Talking to Mama turned out to be much easier than getting my sweat-sticky legs into my pants. After two tries that left me weak as well water, T. Laine brought in my four-day gobag, which she had picked up from HQ, after she’d found my extra key in the fake tree. “Stupid hiding place. Obvious,” she said.

I couldn’t disagree, but said, “In my own defense, I’m glad you were able to find the extra key.” She chuckled as she helped me into an old, elastic-waist skirt and a new sweatshirt, which had both been spooled into a tight roll, the way we were taught at Spook School.

* * *

We arrived first and JoJo kicked off her shoes at the door and turned on soft lighting that made the gray, charcoal, and concrete color scheme feel warmer than it might otherwise. I don’t know what I had expected JoJo’s place to look like, maybe a Bohemian-style cottage, to match her wildly patterned clothing and eccentric personal style. The two-bedroom duplex, with sparse furniture and a sleek modern look, made me rethink everything I thought I knew about her. She had a leather couch, two upholstered chairs, an industrial metal TV stand, and bookshelves in the front room, shelves that also supported a real turntable and speakers placed for quadraphonic sound, something I had read about but never experienced. As if reading my mind, she put on some soft jazz, an instrumental that made my feet want to move. Not that I knew how to dance. Her music collection was enormous and mostly vinyl.
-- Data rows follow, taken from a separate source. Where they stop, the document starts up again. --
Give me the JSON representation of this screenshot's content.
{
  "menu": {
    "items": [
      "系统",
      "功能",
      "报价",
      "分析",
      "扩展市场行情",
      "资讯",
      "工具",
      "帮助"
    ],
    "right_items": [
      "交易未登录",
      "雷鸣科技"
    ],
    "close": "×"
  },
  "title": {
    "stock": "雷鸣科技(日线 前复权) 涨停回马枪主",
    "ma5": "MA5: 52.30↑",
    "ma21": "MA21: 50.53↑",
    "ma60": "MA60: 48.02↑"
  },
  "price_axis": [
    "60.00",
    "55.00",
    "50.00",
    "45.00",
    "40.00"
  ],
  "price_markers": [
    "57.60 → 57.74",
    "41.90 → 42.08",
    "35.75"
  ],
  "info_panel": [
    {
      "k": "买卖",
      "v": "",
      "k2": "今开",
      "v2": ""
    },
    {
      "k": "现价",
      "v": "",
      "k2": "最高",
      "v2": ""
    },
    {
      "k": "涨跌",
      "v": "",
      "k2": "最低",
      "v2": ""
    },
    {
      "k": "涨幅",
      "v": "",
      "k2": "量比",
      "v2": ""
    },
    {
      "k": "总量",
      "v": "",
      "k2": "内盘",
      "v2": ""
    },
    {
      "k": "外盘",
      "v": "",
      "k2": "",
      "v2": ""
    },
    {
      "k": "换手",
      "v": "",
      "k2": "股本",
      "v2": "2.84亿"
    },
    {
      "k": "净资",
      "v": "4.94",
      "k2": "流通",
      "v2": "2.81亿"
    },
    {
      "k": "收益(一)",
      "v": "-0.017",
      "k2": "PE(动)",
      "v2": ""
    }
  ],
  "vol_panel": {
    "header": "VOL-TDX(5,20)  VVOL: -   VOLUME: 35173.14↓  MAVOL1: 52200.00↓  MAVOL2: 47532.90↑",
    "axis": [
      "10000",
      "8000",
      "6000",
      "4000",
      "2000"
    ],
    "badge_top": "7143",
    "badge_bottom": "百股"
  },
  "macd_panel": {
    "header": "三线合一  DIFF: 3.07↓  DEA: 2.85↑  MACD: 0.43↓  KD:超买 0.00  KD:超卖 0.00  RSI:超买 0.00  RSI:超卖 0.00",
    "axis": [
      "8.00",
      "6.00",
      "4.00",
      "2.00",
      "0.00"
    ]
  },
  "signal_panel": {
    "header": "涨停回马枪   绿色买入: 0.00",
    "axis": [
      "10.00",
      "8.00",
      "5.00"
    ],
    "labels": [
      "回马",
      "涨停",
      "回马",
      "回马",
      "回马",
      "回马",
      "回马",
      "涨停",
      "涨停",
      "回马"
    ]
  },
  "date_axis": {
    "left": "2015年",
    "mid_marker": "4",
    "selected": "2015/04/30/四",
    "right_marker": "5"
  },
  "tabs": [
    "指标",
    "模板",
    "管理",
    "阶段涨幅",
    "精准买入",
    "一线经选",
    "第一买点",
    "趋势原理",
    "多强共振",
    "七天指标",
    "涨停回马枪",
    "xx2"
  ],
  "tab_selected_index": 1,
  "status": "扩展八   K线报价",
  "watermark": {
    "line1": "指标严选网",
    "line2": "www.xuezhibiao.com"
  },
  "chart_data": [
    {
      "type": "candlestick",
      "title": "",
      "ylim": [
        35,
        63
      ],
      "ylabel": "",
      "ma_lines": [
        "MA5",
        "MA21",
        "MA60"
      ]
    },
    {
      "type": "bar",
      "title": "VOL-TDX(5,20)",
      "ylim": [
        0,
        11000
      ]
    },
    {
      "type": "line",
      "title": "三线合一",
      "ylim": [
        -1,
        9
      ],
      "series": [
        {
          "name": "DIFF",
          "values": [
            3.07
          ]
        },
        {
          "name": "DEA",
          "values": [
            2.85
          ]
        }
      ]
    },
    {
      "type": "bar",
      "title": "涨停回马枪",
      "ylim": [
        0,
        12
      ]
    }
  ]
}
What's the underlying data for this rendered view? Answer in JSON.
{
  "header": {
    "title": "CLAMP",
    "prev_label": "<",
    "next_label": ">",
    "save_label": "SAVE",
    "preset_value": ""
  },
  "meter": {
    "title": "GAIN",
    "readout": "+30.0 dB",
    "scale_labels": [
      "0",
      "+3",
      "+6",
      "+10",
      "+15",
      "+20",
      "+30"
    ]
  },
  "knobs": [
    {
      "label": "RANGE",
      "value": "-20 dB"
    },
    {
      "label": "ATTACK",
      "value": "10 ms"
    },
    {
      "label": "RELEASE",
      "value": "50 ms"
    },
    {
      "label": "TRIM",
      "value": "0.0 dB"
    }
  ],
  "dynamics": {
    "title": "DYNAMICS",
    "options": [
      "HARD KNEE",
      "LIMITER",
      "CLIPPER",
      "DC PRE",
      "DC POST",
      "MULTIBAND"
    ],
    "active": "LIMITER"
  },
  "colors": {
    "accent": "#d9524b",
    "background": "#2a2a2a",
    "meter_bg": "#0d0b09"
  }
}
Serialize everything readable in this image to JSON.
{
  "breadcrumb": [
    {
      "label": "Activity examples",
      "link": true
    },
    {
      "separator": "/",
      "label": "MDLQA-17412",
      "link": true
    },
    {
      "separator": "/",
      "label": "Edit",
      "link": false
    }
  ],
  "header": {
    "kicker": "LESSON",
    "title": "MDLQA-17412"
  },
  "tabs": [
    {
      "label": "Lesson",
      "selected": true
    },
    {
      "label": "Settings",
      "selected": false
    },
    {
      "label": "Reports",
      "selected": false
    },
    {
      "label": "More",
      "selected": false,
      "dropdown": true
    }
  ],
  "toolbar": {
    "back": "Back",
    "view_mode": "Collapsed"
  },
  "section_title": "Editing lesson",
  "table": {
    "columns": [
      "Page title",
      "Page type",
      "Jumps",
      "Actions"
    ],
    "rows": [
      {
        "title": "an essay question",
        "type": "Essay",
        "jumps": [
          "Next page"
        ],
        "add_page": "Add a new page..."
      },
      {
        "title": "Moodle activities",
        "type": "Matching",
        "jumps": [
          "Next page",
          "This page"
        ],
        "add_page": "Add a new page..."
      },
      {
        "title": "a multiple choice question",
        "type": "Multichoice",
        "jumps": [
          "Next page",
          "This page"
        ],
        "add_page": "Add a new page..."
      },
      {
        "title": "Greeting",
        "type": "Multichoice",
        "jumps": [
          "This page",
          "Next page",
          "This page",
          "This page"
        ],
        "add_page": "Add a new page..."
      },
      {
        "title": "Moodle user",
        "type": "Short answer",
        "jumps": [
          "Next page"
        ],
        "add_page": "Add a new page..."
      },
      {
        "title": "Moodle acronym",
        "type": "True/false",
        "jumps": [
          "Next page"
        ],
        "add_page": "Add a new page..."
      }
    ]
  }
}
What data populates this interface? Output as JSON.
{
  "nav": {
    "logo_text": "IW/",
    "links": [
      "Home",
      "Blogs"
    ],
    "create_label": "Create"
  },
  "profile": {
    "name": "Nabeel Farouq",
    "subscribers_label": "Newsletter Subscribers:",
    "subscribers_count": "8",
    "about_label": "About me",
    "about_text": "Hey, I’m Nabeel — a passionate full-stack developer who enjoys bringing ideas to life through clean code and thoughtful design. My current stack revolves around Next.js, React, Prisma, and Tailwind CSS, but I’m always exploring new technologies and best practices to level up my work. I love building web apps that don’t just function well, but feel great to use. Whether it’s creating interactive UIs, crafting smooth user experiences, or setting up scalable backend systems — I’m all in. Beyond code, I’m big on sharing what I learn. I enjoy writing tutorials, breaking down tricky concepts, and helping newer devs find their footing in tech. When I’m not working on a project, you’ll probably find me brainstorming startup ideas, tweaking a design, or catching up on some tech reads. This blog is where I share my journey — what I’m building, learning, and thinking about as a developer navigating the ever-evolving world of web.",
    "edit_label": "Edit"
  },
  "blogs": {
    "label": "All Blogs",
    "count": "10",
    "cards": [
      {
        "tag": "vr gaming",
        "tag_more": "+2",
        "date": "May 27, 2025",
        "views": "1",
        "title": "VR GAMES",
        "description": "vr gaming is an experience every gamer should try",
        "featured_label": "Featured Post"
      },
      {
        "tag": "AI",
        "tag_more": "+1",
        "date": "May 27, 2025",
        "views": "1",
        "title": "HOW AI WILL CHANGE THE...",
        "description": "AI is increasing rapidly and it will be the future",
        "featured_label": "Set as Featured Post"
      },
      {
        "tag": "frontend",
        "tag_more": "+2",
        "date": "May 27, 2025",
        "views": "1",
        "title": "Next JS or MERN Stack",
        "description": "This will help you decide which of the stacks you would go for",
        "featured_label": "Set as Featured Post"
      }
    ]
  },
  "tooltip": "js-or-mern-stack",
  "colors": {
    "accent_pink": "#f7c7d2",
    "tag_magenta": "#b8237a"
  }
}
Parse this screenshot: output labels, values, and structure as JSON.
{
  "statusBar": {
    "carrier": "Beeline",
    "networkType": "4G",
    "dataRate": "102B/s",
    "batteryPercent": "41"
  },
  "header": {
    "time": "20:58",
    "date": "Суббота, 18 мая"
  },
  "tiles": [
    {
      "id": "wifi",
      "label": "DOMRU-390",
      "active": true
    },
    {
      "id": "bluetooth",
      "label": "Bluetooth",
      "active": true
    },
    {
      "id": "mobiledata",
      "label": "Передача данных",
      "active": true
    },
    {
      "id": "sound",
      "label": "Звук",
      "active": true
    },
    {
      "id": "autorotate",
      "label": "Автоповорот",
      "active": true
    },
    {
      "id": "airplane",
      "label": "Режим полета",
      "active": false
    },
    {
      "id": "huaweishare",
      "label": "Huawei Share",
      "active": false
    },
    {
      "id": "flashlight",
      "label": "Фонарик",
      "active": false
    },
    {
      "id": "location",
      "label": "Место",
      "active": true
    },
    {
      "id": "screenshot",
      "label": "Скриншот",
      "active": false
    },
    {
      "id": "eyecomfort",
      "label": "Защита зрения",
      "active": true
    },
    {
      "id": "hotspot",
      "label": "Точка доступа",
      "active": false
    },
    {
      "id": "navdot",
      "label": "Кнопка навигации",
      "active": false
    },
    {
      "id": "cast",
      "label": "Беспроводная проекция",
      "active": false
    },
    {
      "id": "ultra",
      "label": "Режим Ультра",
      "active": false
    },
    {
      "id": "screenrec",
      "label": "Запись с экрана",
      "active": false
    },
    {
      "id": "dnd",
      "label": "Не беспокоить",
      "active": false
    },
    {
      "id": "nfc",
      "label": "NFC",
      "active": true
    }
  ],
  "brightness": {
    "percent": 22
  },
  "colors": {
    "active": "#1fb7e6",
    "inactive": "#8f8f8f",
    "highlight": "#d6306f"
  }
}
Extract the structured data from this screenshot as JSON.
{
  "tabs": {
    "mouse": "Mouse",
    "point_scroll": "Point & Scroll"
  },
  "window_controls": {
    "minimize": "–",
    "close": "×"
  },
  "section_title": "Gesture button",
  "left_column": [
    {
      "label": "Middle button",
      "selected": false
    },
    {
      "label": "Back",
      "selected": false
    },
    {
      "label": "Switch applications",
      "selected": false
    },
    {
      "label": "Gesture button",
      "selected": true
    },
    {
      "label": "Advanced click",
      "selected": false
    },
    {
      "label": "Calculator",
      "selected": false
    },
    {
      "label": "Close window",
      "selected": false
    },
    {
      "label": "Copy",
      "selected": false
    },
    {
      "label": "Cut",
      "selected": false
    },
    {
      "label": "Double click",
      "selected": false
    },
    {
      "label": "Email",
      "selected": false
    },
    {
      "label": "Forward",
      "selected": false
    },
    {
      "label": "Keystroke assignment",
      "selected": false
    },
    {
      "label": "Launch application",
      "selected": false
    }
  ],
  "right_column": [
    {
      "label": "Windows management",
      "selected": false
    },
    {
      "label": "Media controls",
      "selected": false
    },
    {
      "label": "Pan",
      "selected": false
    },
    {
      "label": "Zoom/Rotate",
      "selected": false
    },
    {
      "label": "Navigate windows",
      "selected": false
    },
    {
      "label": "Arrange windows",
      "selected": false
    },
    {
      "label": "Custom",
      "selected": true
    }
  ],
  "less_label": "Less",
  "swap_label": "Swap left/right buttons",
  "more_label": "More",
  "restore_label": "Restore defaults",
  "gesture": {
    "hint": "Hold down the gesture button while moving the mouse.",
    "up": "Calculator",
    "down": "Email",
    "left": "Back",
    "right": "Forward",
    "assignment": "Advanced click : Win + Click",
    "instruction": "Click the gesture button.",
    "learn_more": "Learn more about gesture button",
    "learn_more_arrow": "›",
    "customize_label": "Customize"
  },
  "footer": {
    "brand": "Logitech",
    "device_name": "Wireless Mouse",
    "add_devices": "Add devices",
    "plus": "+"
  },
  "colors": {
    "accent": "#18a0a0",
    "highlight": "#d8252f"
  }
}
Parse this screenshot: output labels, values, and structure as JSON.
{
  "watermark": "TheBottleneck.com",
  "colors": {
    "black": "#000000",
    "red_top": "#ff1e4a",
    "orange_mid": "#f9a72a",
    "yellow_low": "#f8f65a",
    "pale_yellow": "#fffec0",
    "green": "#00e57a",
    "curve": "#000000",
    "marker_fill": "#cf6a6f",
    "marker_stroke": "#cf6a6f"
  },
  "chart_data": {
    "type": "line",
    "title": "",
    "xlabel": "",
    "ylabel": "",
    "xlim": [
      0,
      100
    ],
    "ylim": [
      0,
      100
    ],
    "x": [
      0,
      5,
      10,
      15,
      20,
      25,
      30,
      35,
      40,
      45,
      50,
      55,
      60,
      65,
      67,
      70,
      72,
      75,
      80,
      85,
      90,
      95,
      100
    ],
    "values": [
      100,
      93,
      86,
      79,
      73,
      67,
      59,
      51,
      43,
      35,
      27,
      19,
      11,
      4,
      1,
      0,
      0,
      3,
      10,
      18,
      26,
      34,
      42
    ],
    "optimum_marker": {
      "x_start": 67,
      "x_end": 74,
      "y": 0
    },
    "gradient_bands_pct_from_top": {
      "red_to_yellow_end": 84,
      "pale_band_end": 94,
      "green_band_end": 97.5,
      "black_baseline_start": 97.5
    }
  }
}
A table made of reclaimed wood with a metal base and six antique Shaker-style chairs sat in the dining space. There were no rugs, just spotless wood floors and a clean scent in the house that reminded me of sage.

I stood in the middle of the living area, my arms weighted down with my gear, feeling totally out of my element. I was shaking with exhaustion when JoJo took my bags from my arms and dumped all but my four-day gobag on the coffee table. She pointed me upstairs. “Come on. Let’s get you showered. It’ll make you feel better.” She shouldered my gobag.

“Are you sure? I feel kinda funny—”

“You offer me hospitality every time I come to your house.” She tossed me an exasperated look as, one-handed, she unwound her turban and let her multitude of braids down. “I’m offering you hospitality now. Kick off your boots and come on. I’ll get you situated and see that you have any toiletries you need.”

She preceded me up the stairs, her bare feet silent. This was surreal. I hadn’t showered in a stranger’s house in . . . ever. If I hadn’t been covered with dried sweat and dried blood and reeking of exhaustion, I might have declined, despite the offer of hospitality. But I stank and I was still so dehydrated that my skin felt as if I had rolled in ground glass.